Pacemaker mediated tachycardia
Content
General information
Starting, maintaining and frequency of an PMT
Starting an PMT involves :
- programming an atrial monitoring mode (DDD or VDD)
- permeability of retrograde conduction
- momentary or permanent loss of atrio-ventricular synchronization. If ventricular activity is correctly synchronized with atrial activity, retrograde conduction is blocked.
Retrograde conduction is present in an average of 40% of patients stimulated at rest, for all indications combined. It is much more frequent in patients implanted for sinus dysfunction (up to 80%) than for atrioventricular block.
During exercise, the average incidence is 75%. These figures are sufficiently high to justify systematically programming effective protection.
The following events may favour AV dissociation, retrograde conduction and the triggering of an PMT:
- ventricular extrasystole (most frequent cause);
atrial extrasystole with prolonged AV delay to meet - maximum programmed heart rate;
programmed AV delay too long (the nodo-hissian pathway is out of its refractory period at the time of - ventricular pacing);
external interference or myopotentials detected by the atrial chain; - a defect in atrial detection or pacing;
- a lack of PVARP extension after magnet removal, or fold exit during AV 1/1 reassociation;
- application and removal of a magnet;
- programming of VDD mode in a patient with sinus rhythm slower than the programmed minimum frequency;
Maintenance of the PMT results from the detection, outside refractory periods, of a retrograde P’ wave, which triggers an often lengthened AV delay that favors retrograde conduction again after ventricular stimulation. An PMT is therefore a repetitive sequence in which the pacemaker reacts to each retrograde P’ wave by pacing the ventricle at a high frequency, which in turn generates a retrograde P’ wave.
The cycle repeats itself indefinitely, unless a retrograde block occurs or a specific pacemaker algorithm intervenes.
Prolonged PMT can be difficult to tolerate, with symptoms ranging from a simple feeling of discomfort or palpitations to cardiac decompensation in patients with underlying heart disease.
Heart rate during PMT depends on :
- retrograde conduction time
- programmed maximum frequency
- current AV delay
If the sum of retrograde conduction time + AV delay (at maximum frequency) is shorter than the minimum pacing interval (60000/maximum frequency), the PMT frequency is equal to the programmed maximum frequency, and the AV delay is stable and lengthened with each cycle.
If the sum of retrograde conduction time + AV delay (at PMT frequency) is longer than the minimum stimulation interval (60000/maximum frequency), the PMT frequency is lower than the maximum frequency and equal to 60000/(RCT + AV delay), and the AV delay is that programmed at the current frequency.
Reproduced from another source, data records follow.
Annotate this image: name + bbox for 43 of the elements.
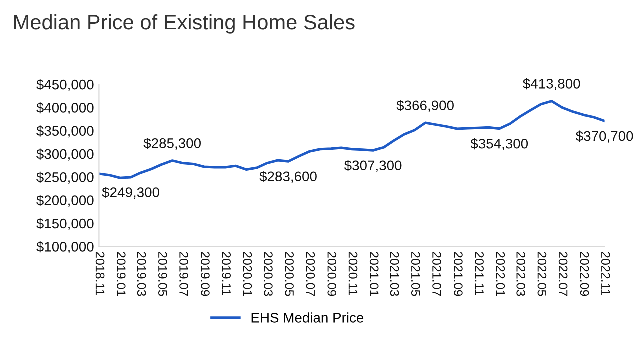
x-tick-label: 2021.07 [432, 252, 442, 296]
x-tick-label: 2019.07 [180, 252, 188, 296]
x-tick-label: 2019.01 [116, 252, 126, 296]
y-tick-label: $200,000 [36, 195, 94, 208]
data-label: $366,900 [396, 100, 454, 112]
data-label: $413,800 [523, 78, 580, 90]
x-tick-label: 2019.03 [137, 252, 146, 296]
x-tick-label: 2022.09 [580, 252, 590, 296]
x-tick-label: 2022.07 [558, 252, 568, 296]
y-tick-label: $150,000 [36, 218, 94, 230]
x-tick-label: 2021.01 [370, 252, 379, 296]
y-tick-label: $350,000 [36, 126, 94, 138]
x-tick-label: 2020.01 [243, 252, 252, 296]
y-tick-label: $100,000 [36, 241, 94, 254]
data-label: $354,300 [470, 138, 528, 150]
y-tick-label: $450,000 [36, 79, 94, 92]
x-tick-label: 2021.05 [411, 252, 420, 296]
x-tick-label: 2022.11 [601, 252, 610, 296]
x-tick-label: 2020.03 [264, 252, 273, 296]
x-tick-label: 2022.01 [496, 252, 506, 296]
x-tick-label: 2020.05 [285, 252, 294, 296]
x-tick-label: 2021.11 [475, 252, 484, 296]
x-tick-label: 2022.03 [516, 252, 526, 296]
legend-label: EHS Median Price [252, 312, 364, 323]
x-tick-label: 2020.09 [328, 252, 337, 296]
x-tick-label: 2018.11 [96, 252, 105, 296]
x-tick-label: 2020.11 [348, 252, 358, 296]
x-tick-label: 2021.09 [454, 252, 463, 296]
data-label: $370,700 [576, 130, 634, 143]
x-tick-label: 2021.03 [390, 252, 400, 296]
y-tick-label: $400,000 [36, 102, 94, 114]
x-tick-label: 2019.11 [222, 252, 232, 296]
y-tick-label: $300,000 [36, 148, 94, 161]
x-tick-label: 2019.09 [201, 252, 210, 296]
data-label: $307,300 [344, 160, 402, 172]
data-label: $249,300 [102, 187, 160, 200]
y-tick-label: $250,000 [36, 172, 94, 184]
data-label: $283,600 [260, 171, 317, 184]
x-tick-label: 2019.05 [158, 252, 168, 296]
x-tick-label: 2022.05 [538, 252, 547, 296]
chart-title: Median Price of Existing Home Sales [14, 14, 355, 34]
x-tick-label: 2020.07 [306, 252, 316, 296]
data-label: $285,300 [144, 138, 201, 150]
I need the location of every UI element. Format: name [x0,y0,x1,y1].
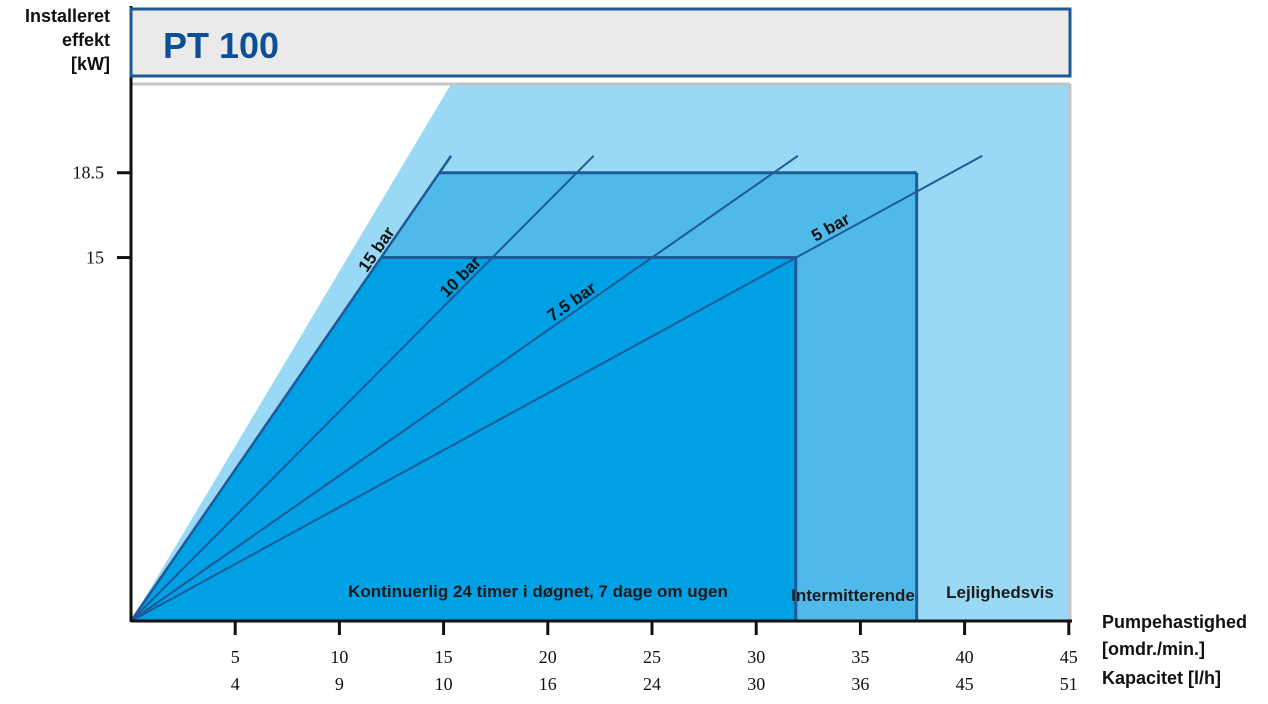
operating-zones [131,84,1070,621]
zone-label: Kontinuerlig 24 timer i døgnet, 7 dage o… [348,582,728,601]
x-tick-label-capacity: 16 [539,674,557,694]
y-tick-label: 18.5 [73,163,105,183]
pressure-lines [129,154,983,622]
x-tick-label-speed: 20 [539,647,557,667]
x-axis-title-speed: Pumpehastighed [1102,612,1247,632]
y-tick-label: 15 [86,248,104,268]
x-tick-label-speed: 40 [956,647,974,667]
pressure-line [129,155,453,622]
x-tick-label-capacity: 4 [231,674,240,694]
x-tick-label-speed: 10 [330,647,348,667]
x-tick-label-speed: 5 [231,647,240,667]
x-axis-title-capacity: Kapacitet [l/h] [1102,668,1221,688]
y-axis-title: Installeret [25,6,110,26]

This situation occurs in around 35% of cases.
Preventing the onset of PMT
Various complementary options can be used to prevent the onset of PMT:
- programming a mode without atrial tracking, such as DDI, to prevent the onset of PMTs. However, this pacing mode has limitations that are incompatible with the characteristics of certain patients (no monitoring of detected P waves).
- programming a PVARP longer than the retrograde conduction time that can be measured at the time of implantation. It should be borne in mind, however, that programming a PVARP that is too long can lead to the appearance of 2:1 exercise block, which is poorly tolerated by the patient. Programming an adaptable PVARP and/or AV delay increases exercise capacity. A PVARP programmed at 300 ms is sufficient in the majority of patients to avoid the onset of an PMT.
- avoid any situation favoring a loss of AV synchronism:
- program short rather than long AV delays
- ensure correct, permanent detection and pacing (sufficient margin)
- program bipolar atrial detection to avoid detection of myopotentials or external interference
automatically extend PVARP on magnet withdrawal, noise reversal output, fallback output, parameter programming - automatically extend PVARP after an PVC: the aim is to prevent tracking of retrograde P’ waves (or sinus activity) generated by ventricular extrasystoles.
- Retrograde conduction following an PVC can disrupt AV synchrony and affect pacing mode timing. The stimulator defines an PVC as any detected ventricular event that follows another stimulated, refractory or detected ventricular event without an intervening atrial event.
Diagnosis of an PMT by the pacemaker
The mode of diagnosis of an PMT varies from company to company, but is based on the repetition over several cycles of atrial detection and ventricular pacing with a high frequency and fixed VP-AS coupling.
PMT intervention
PMT interruption algorithms vary from manufacturer to manufacturer. Most often, once the diagnosis of PMT is suspected, the pacemaker temporarily lengthens the PVARP so that the next atrial event is detected in the refractory period. This refractory event is not synchronized to the ventricle for 1 cycle, and the tachycardia is interrupted.